Although some of the heterodox policies that ultimately ensured Argentina’s rapid recovery were begun in the year before Kirchner took office, he had to follow them through some tough challenges to make Argentina the fastest-growing economy in the region.
One big challenge came from the International Monetary Fund (IMF). The Fund had been instrumental in bringing about the collapse – by supporting, among other bad policies, an overvalued exchange rate with ever-increasing indebtedness at rising interest rates. But when Argentina’s economy inevitably collapsed, the Fund offered no help, just a series of conditions that would impede the economy’s recovery. The IMF was trying to get a better deal for the foreign creditor. Kirchner rightly refused the Fund’s conditions, and the IMF refused to roll over Argentina’s debt.

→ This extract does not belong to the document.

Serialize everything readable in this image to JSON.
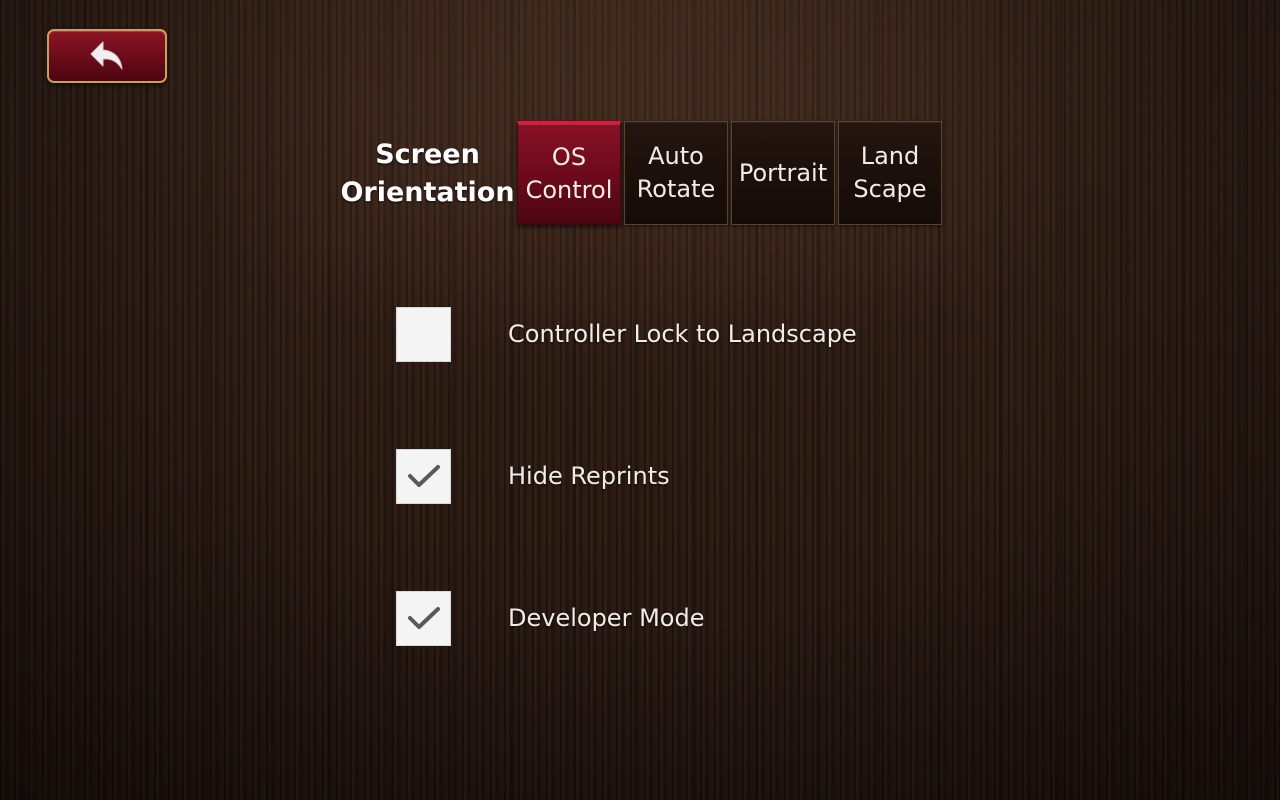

In September of 2003 the battle came to a head when Kirchner temporarily defaulted to the Fund rather than accept its conditions. It was an extraordinarily gutsy move – no middle-income country had ever defaulted to the Fund, only a handful of failed or pariah states like Iraq or Congo. That’s because the IMF was seen as having the power to cut off even trade credits to a country that defaulted to them. No one knew for sure what would happen. But the Fund backed down and rolled over the loans.

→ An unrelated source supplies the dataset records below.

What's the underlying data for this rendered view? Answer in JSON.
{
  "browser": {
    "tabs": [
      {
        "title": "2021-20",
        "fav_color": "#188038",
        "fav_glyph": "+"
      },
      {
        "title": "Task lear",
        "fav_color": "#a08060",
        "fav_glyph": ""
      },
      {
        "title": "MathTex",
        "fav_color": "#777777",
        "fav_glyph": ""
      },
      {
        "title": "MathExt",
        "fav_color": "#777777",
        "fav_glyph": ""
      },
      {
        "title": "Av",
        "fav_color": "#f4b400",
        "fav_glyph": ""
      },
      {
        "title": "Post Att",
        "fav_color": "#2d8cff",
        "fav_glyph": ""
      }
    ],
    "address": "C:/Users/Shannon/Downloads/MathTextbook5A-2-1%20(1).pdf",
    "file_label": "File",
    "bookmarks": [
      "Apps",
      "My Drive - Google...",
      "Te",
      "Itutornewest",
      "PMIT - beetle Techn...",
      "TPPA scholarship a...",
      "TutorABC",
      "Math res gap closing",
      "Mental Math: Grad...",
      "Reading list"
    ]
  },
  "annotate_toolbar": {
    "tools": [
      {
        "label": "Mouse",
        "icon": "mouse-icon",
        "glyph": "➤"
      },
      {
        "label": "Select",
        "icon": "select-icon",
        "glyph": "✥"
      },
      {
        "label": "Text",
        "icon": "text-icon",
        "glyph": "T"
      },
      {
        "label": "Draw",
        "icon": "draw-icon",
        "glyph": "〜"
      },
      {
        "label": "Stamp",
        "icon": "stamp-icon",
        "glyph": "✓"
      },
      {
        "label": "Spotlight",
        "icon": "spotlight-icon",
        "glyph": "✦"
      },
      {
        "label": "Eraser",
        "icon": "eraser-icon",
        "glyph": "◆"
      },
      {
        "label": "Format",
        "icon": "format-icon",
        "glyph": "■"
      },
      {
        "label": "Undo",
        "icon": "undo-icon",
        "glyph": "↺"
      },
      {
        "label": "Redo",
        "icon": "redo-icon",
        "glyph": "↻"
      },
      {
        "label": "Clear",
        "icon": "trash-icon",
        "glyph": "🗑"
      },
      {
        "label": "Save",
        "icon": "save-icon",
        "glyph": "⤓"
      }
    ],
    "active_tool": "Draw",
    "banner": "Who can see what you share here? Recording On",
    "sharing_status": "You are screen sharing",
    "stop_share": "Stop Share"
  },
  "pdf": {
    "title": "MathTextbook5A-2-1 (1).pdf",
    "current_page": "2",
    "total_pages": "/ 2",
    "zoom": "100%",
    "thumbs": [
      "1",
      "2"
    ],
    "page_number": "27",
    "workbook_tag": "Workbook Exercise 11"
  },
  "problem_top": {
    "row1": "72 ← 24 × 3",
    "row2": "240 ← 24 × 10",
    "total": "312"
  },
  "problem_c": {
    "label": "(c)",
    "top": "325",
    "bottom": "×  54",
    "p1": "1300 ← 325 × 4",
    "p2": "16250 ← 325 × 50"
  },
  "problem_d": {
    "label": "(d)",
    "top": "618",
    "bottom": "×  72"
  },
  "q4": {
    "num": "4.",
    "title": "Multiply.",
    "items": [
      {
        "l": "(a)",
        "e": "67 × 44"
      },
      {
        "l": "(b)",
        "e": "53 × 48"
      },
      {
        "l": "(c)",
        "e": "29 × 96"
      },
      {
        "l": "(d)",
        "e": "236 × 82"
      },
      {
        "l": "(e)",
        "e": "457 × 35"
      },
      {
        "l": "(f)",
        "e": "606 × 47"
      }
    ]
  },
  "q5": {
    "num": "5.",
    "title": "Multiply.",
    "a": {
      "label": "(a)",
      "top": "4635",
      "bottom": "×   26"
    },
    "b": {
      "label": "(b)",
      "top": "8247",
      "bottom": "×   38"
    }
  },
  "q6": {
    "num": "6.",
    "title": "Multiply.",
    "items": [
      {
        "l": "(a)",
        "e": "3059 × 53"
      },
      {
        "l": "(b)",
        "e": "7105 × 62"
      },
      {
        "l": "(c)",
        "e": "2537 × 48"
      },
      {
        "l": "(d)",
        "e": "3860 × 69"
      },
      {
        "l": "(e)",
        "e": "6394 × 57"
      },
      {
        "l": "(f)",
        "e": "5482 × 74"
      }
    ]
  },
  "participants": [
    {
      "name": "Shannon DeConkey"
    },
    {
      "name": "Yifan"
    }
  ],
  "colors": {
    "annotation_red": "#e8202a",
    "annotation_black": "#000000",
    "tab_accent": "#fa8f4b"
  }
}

Argentina went on to grow at an average of more than 8 percent annually through 2008, pulling more than 11 million people in a country of 40 million out of poverty. The policies of the Kirchner government, including the Central Bank targeting of a stable and competitive real exchange rate, and taking a hard line against the defaulted creditors – were not popular in Washington or among the business press. But they worked.

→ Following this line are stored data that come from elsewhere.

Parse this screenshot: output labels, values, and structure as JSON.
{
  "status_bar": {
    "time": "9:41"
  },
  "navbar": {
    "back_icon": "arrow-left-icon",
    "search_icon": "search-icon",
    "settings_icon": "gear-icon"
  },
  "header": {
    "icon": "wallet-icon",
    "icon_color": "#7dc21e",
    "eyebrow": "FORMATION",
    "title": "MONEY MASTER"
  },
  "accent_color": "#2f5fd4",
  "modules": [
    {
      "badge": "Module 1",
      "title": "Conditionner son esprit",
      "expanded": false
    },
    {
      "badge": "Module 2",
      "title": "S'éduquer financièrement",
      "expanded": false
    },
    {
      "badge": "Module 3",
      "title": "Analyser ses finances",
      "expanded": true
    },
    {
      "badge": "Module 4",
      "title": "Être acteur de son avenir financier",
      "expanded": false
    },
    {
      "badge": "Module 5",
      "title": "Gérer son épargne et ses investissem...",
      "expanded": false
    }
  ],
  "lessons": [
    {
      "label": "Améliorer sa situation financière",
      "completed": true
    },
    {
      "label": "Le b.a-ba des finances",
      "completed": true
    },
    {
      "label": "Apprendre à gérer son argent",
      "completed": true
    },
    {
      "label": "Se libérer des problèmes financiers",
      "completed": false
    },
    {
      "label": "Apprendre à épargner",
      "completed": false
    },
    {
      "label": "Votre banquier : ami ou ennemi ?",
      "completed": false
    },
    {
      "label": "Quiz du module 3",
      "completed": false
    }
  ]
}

Kirchner’s successful face-off with the IMF came at a time when the Fund was rapidly losing influence in the world, after its failures in the Asian economic crisis that preceded Argentina’s collapse. It showed the world that a country could defy the IMF and live to tell about it, and contributed to the ensuing loss of IMF influence in Latin America and middle-income countries generally. Since the IMF was at the time the most important avenue of Washington’s influence in low- and middle-income countries, this also contributed to the demise of the United States’ influence, and especially in the recently won independence of South America.
And Kirchner played a major role in consolidating this independence, working with the other left governments including Brazil, Venezuela, Ecuador and Bolivia. Through institutions such as UNASUR (the Union of South American Nations), MERCOSUR (the South American trading bloc), and numerous commercial agreements, South America was able to dramatically alter its trajectory. They successfully backed Bolivia’s government against an extra-parliamentary challenge from the right in 2008, and most recently stood behind Ecuador in the attempted coup there a few weeks ago. Unfortunately they did not succeed in overturning last year’s military coup in Honduras, where U.S. backing of the coup government proved decisive. But Argentina, together with UNASUR, still refuses to allow Honduras back into the OAS, despite heavy lobbying from Washington.
Kirchner also earned respect from human rights organizations for his willingness to prosecute and extradite some of the military officers accused of crimes against humanity during the 1976-1983 dictatorship – reversing the policies of previous governments. Together with his wife, current president Cristina Fernández, Néstor Kirchner has made an enormous contribution in helping to move Argentina and the region in a progressive direction. Although these efforts have not generally won him much favor in Washington and in international business circles, history will record him not only as a great president but an independence hero of Latin America.
MARK WEISBROT is an economist and co-director of the Center for Economic and Policy Research. He is co-author, with Dean Baker, of Social Security: the Phony Crisis.